I reluctantly drag myself off my mattress. It’s 4am in the quaint rice-farming village of Ngrambe. Lutfi and Yudha, my host brother and sister, are already up and ready to go watch the sun rise over Mount Lawu. The three friends they brought with us on the 5-hour drive up here are not as enthused, but they follow us out the door anyways. Slowly but surely, the sun peeks over the horizon. The valley is bathed in a warm glow; the sun wraps its rays around the mountainside. I must admit, the early morning is worth it. We go back inside and I sleep for another three hours.
Once again, I wake up to the sound of friendly Javanese banter and the light of a ceiling bulb that has stayed on all night. This time, I feel well rested and anxious for a breakfast that I know will be delicious. I am not disappointed. I clean up my plate and head back to our room. While the rest of the group takes a smoke break near the rice fields, Lutfi asks me if I want to go visit the tea plantation up the mountain. I hastily agree; to me, the question is just another invitation to adventure.
Lutfi and I drive up the mountain. We stop near the plantation factory and begin walking through the seemingly endless fields of tea trees. Lutfi tells me about the tea trees. She teaches me about how the trees are harvested. She tells me about the strictly devout Islamic family that owns the plantation. She tells me about the Dutch colonist that founded the plantation in 1828, and I can’t help but remember what I’ve learned about the Dutch colonists’ exploitation of natural resources and of local peoples. I see it in the western-style factory down the road. I see it in the workers scouring each tree for fresh leaves. I change the subject.
We walk over to a ledge overlooking the valley below. The expansive valley below is covered in neat rows of rice fields that color the valley a deep green. The sight is breathtaking and even meditative. I take a deep breath. Something here is familiar. Initially I am confused; Colorado doesn’t have rice fields. Nor does it have tea plantations. Colorado is a desert, whereas the air here is thick with humidity–ah. Of course! I am on a mountain (there are plenty of those in Colorado) and the air is thin and fresh. It is as though we have stepped just above the trash fire smoke and unregulated exhaust fumes that have been stifling my olfactory senses since we landed in Jakarta. There is nothing like a deep breath of clean, refreshing mountain air. The air brings with it a wave of nostalgia and maybe a little homesickness. It fills me with memories of home. I remember all the backpacking trips I’ve done with my dad, excursions I’ve done with friends and family trips to Keystone. I enjoy these warm memories as I enjoyed the warmth of this morning’s sunrise.
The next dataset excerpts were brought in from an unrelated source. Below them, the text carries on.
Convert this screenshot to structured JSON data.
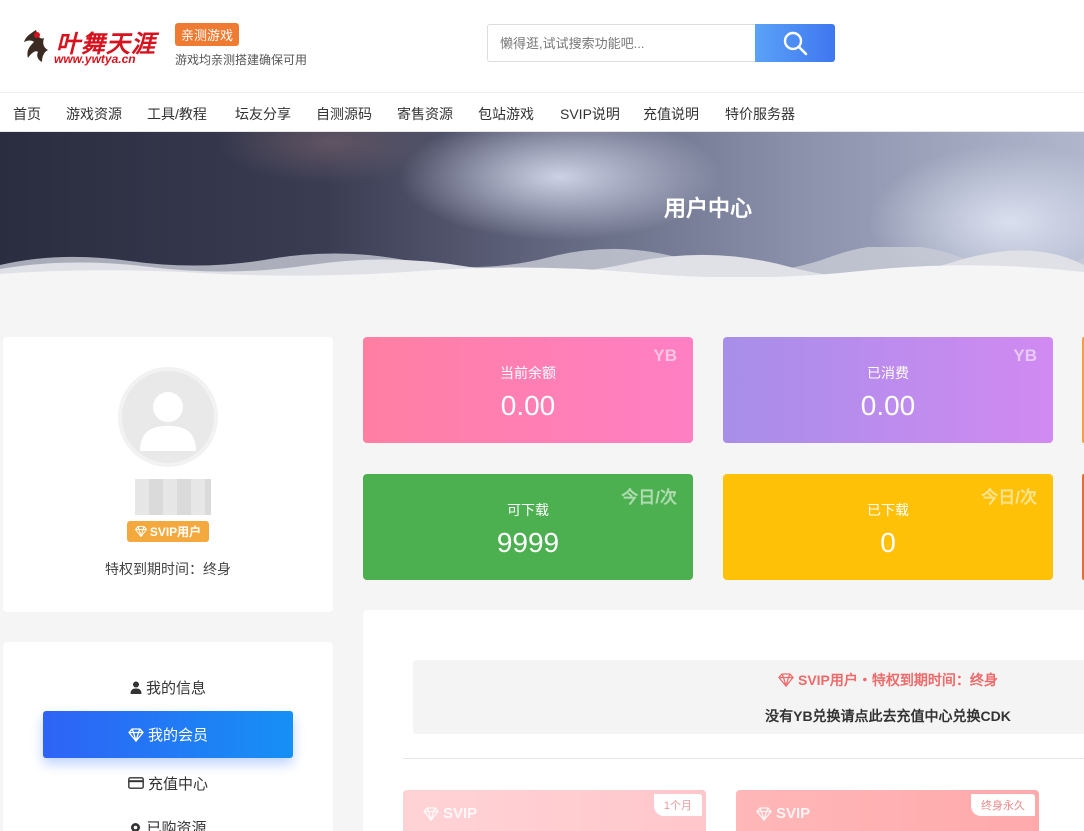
{
  "header": {
    "logo_text": "叶舞天涯",
    "logo_url": "www.ywtya.cn",
    "tag": "亲测游戏",
    "tagline": "游戏均亲测搭建确保可用",
    "search_placeholder": "懒得逛,试试搜索功能吧..."
  },
  "nav": {
    "items": [
      "首页",
      "游戏资源",
      "工具/教程",
      "坛友分享",
      "自测源码",
      "寄售资源",
      "包站游戏",
      "SVIP说明",
      "充值说明",
      "特价服务器"
    ]
  },
  "banner": {
    "title": "用户中心"
  },
  "profile": {
    "badge": "SVIP用户",
    "expire": "特权到期时间：终身"
  },
  "stats": [
    {
      "label": "当前余额",
      "value": "0.00",
      "unit": "YB"
    },
    {
      "label": "已消费",
      "value": "0.00",
      "unit": "YB"
    },
    {
      "label": "可下载",
      "value": "9999",
      "unit": "今日/次"
    },
    {
      "label": "已下载",
      "value": "0",
      "unit": "今日/次"
    }
  ],
  "menu": {
    "items": [
      {
        "label": "我的信息",
        "icon": "user-icon"
      },
      {
        "label": "我的会员",
        "icon": "diamond-icon"
      },
      {
        "label": "充值中心",
        "icon": "credit-card-icon"
      },
      {
        "label": "已购资源",
        "icon": "gear-icon"
      }
    ]
  },
  "notice": {
    "line1": "SVIP用户・特权到期时间：终身",
    "line2": "没有YB兑换请点此去充值中心兑换CDK"
  },
  "plans": [
    {
      "name": "SVIP",
      "term": "1个月"
    },
    {
      "name": "SVIP",
      "term": "终身永久"
    }
  ],
  "colors": {
    "accent": "#2e63f5",
    "balance": "#ff7fa3",
    "spent": "#b38df0",
    "downloadable": "#4caf50",
    "downloaded": "#ffc107",
    "tag": "#ef7a31",
    "svip_badge": "#f3a93d"
  }
}
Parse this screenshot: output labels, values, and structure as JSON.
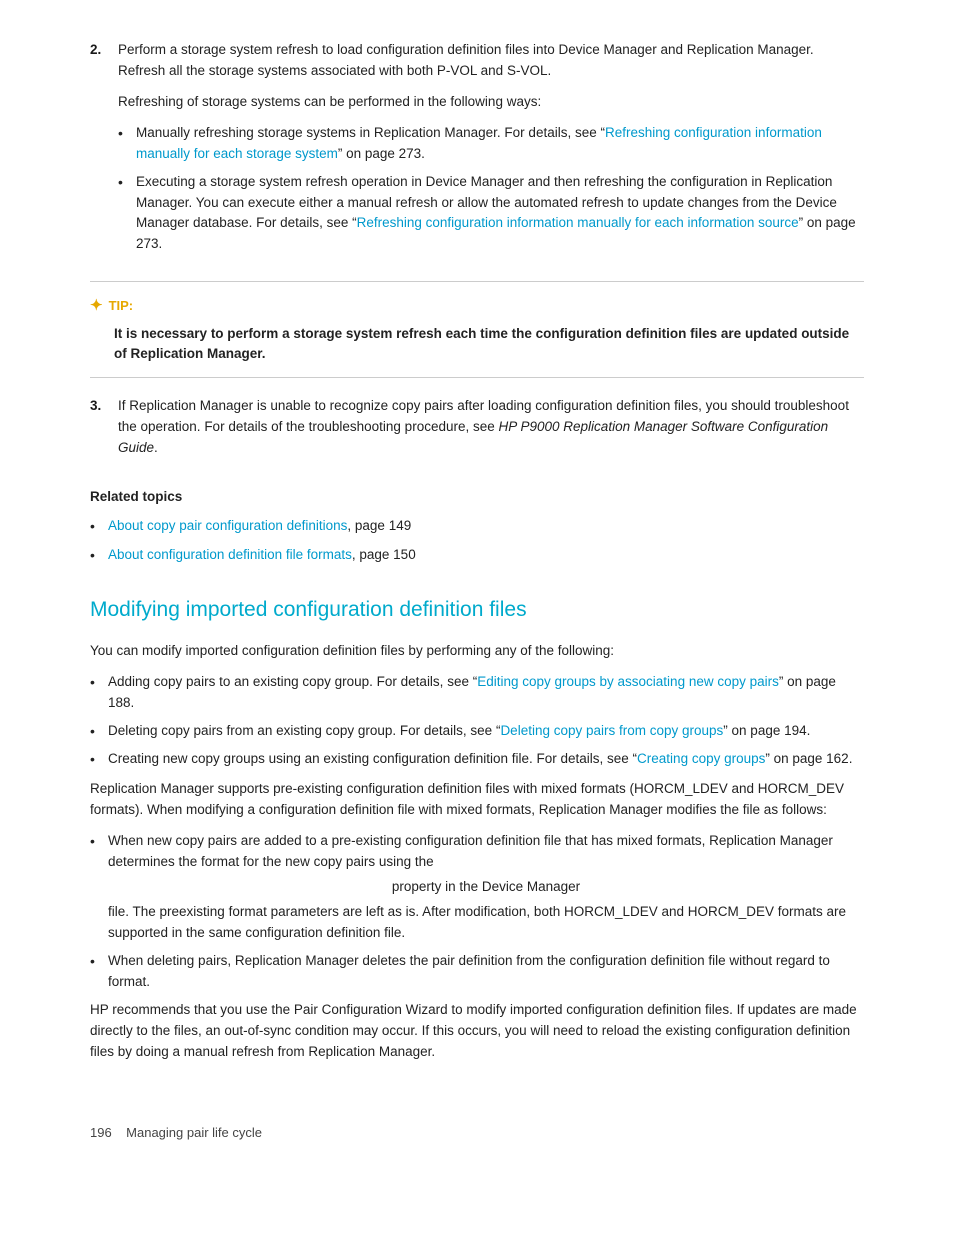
{
  "page": {
    "footer": {
      "page_number": "196",
      "section": "Managing pair life cycle"
    }
  },
  "step2": {
    "number": "2.",
    "main_text": "Perform a storage system refresh to load configuration definition files into Device Manager and Replication Manager. Refresh all the storage systems associated with both P-VOL and S-VOL.",
    "sub_text": "Refreshing of storage systems can be performed in the following ways:",
    "bullets": [
      {
        "before": "Manually refreshing storage systems in Replication Manager. For details, see “",
        "link_text": "Refreshing configuration information manually for each storage system",
        "after": "” on page 273."
      },
      {
        "before": "Executing a storage system refresh operation in Device Manager and then refreshing the configuration in Replication Manager. You can execute either a manual refresh or allow the automated refresh to update changes from the Device Manager database. For details, see “",
        "link_text": "Refreshing configuration information manually for each information source",
        "after": "” on page 273."
      }
    ]
  },
  "tip": {
    "label": "TIP:",
    "content": "It is necessary to perform a storage system refresh each time the configuration definition files are updated outside of Replication Manager."
  },
  "step3": {
    "number": "3.",
    "text_before": "If Replication Manager is unable to recognize copy pairs after loading configuration definition files, you should troubleshoot the operation. For details of the troubleshooting procedure, see ",
    "italic_text": "HP P9000 Replication Manager Software Configuration Guide",
    "text_after": "."
  },
  "related_topics": {
    "header": "Related topics",
    "items": [
      {
        "link_text": "About copy pair configuration definitions",
        "after": ", page 149"
      },
      {
        "link_text": "About configuration definition file formats",
        "after": ", page 150"
      }
    ]
  },
  "section": {
    "heading": "Modifying imported configuration definition files",
    "intro": "You can modify imported configuration definition files by performing any of the following:",
    "bullets": [
      {
        "before": "Adding copy pairs to an existing copy group. For details, see “",
        "link_text": "Editing copy groups by associating new copy pairs",
        "after": "” on page 188."
      },
      {
        "before": "Deleting copy pairs from an existing copy group. For details, see “",
        "link_text": "Deleting copy pairs from copy groups",
        "after": "” on page 194."
      },
      {
        "before": "Creating new copy groups using an existing configuration definition file. For details, see “",
        "link_text": "Creating copy groups",
        "after": "” on page 162."
      }
    ],
    "para1": "Replication Manager supports pre-existing configuration definition files with mixed formats (HORCM_LDEV and HORCM_DEV formats). When modifying a configuration definition file with mixed formats, Replication Manager modifies the file as follows:",
    "mixed_bullets": [
      {
        "text": "When new copy pairs are added to a pre-existing configuration definition file that has mixed formats, Replication Manager determines the format for the new copy pairs using the property in the Device Manager file. The preexisting format parameters are left as is. After modification, both HORCM_LDEV and HORCM_DEV formats are supported in the same configuration definition file."
      },
      {
        "text": "When deleting pairs, Replication Manager deletes the pair definition from the configuration definition file without regard to format."
      }
    ],
    "para2": "HP recommends that you use the Pair Configuration Wizard to modify imported configuration definition files. If updates are made directly to the files, an out-of-sync condition may occur. If this occurs, you will need to reload the existing configuration definition files by doing a manual refresh from Replication Manager."
  }
}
Lutfi suggests that we go back down the road a ways to buy some of the tea. I agree. We arrive at a small collection of shops that stock the plantations products. We buy several packs of green tea and I taste test some “teh putih”, or white tea. It is made with a specific part of the tea branch that Lutfi taught me about earlier. The tea is subtle but still delicious. I go up to pay for my tea, and find that the shop is being run by a small 12-year-old girl. She dons a black hijab and conservative Islamic attire. When I hand her a 20,000 rupia note, she takes a small step back. The sight of a bule approaching her is likely intimidating, but I can’t help but be reminded of the strict and devout Islamic family that runs the plantation and the surrounding shops. I see it in her clothing. I see it in the distance she keeps from me.
Lutfi and I begin driving back down the mountain. My window is rolled down. I enjoy the mountain air filling my lungs and my mind. Very suddenly, I sense a different smell wafting through the air. It too is familiar. I am nearly brought to tears. We are passing pine trees. We stop to take another picture along the side of the road, although my mind is far from the snapping of my cameras shutter, or the pictures flashing on its screen. No, my mind is dancing with the pine trees and the cool mountain air. I relish the flood of memories they recall. I see my home and my element. I see it in the silvered green clusters of pine needles that clothe the trees. I see it in the way the sun dances through the branches and speckles the derelict concrete road below my feet. I see it in my mind.
Lutfi seems anxious to get back to the guesthouse. We have to leave soon if I want to be back in Jojga before our X-Phase meeting starts. I have already spent too much time in the past, it’s time I turn my gaze back to the present.